Kawaii, a Japanese word that conveys multiple meanings of cute, lovely, charming, and innocent, lies at the heart of this installation. Masuda, who owns the influential Harajuku boutique 6%DOKIDOKI and has also served as an art director for kawaii superstar Kyary Pamyu Pamyu, has played a large role in popularizing kawaii culture in Japan and across the globe. According to the Kianga Ellis Projects exhibition description, “In creating a world beyond fashion, popular culture and the imagery of the iconic Harajuku girl, the artist uses unconventional materials and colorful objects associated with child's play to reveal the complexity, darkness and obsessions composing his inner world.”

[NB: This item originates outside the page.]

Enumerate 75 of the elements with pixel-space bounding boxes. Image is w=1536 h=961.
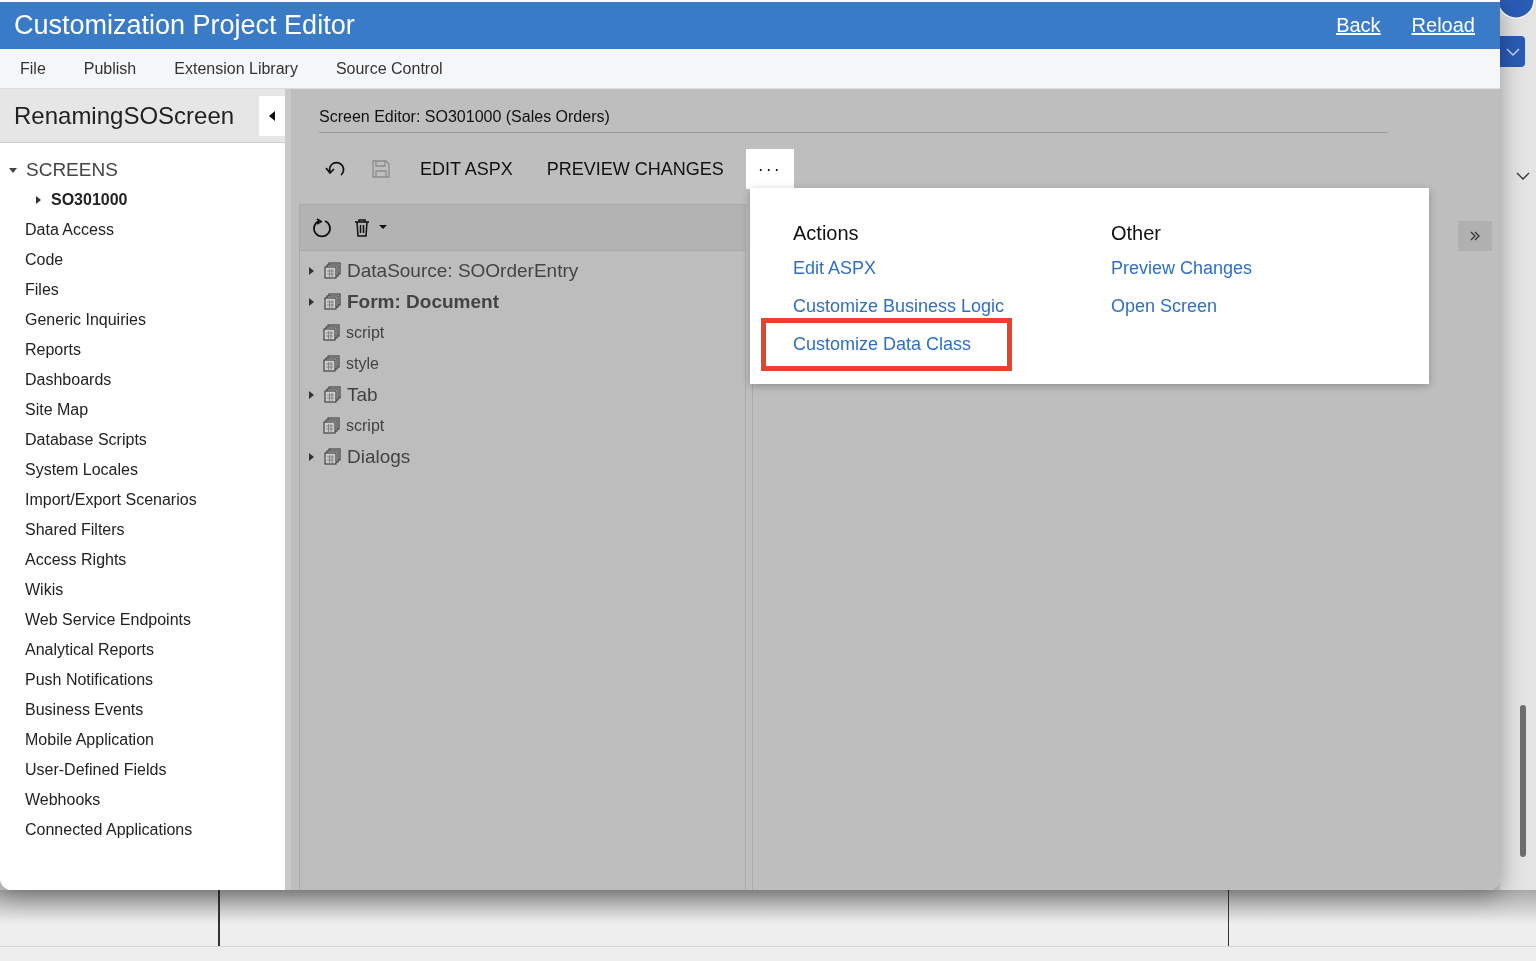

An undercurrent of darkness lurks underneath the facade of cuteness in Colorful Rebellion – Seventh Nightmare. The immersive environment is a reinterpretation of the seven deadly sins, reappropriated to fit the contemporary Japanese subculture of Harajuku kawaii. “One must understand that in Japan, therapy and psychological outlets are not as acceptable as they are in the United States,” Masuda explains in his artist statement. “The majority of the time, these girls do not fit in with their classmates and community. Harajuku is not only a place where they can be different without consequence, it is also a place that provides fashion alternatives for girls to express dark emotions in flamboyant, alternative styles.” According to Masuda, his seven deadly sins are desire, future, illusion, destiny, trauma, reality, and self-identification.